Limitations of LLMs for autonomous tasks

Large language models today still have real limitations for autonomous applications. Put simply, LLMs will need to become much more reliable and much faster. But solutions exist, and this is where the hard work is being done.

Latency and real-time constraints

Safety-critical driving decisions must be made in less than one second. The latest LLMs running in data centers can take 10 seconds or more. 

One solution to this problem is hybrid-cloud architectures that supplement in-car compute with data center processing. Another is purpose-built LLMs that compress large models into form factors small enough and fast enough to fit in the car. Already we are seeing dramatic improvements in optimizing large models. Mistral 7B and Llama 2 7B have demonstrated performance rivaling GPT-3.5 with an order of magnitude fewer parameters (7 billion vs. 175 billion). Moore’s Law and continued optimizations should rapidly shift more of these models to the edge.

Hallucinations

Large language models reason based on correlations, but not all correlations are valid in particular scenarios. For example, a person standing in the intersection could mean stop (pedestrian), go (crossing guard), or slow down (construction worker). Positive correlations do not always deliver the correct answer. When the model produces an output that does not reflect reality, we refer to that outcome as a “hallucination.”

Reinforcement learning with human feedback (RLHF) offers a potential solution to these sorts of problems by aligning the model with human feedback to understand these sorts of complex driving scenarios. With better data quality, smaller models like Llama 2 70B are performing on par with GPT-4 with 20x fewer parameters (70 billion vs. 1.7 trillion).
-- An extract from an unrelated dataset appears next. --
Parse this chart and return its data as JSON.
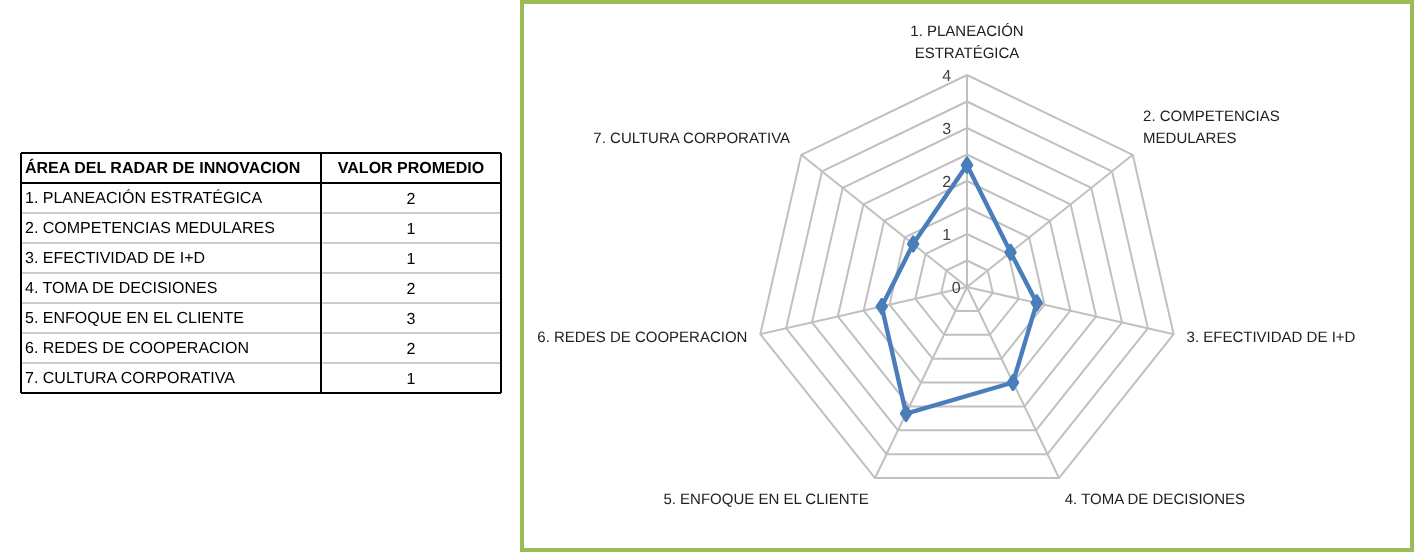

Research projects also are making better data quality easier to scale. For example, the OpenChat framework takes advantage of new techniques like reinforcement learning fine-tuning (RLFT) that advance performance while avoiding costly human preference labeling.

The new long tail

Language models have “everything” encoded into them, but still may not have every driving-specific concept covered, such as the ability to navigate a busy intersection under construction. One potential solution here is exposing the model to long sequences of proprietary driving data that can embed these more detailed concepts in the model. As an example, Replit has used proprietary coding data from their user base to continuously improve their code generation tools with fine-tuning, outperforming larger models like Code Llama 7B.

A new future for autonomous driving

Autonomous driving has yet to reach the mainstream, with only a handful of vehicles today tackling the most complex urban environments. Large models are transforming how we develop autonomous driving models, and ultimately they will transform autonomous driving—providing the safety and scale necessary to finally deliver the technology to everyday drivers.

Prannay Khosla leads model engineering at Ghost Autonomy, a provider of autonomous driving software.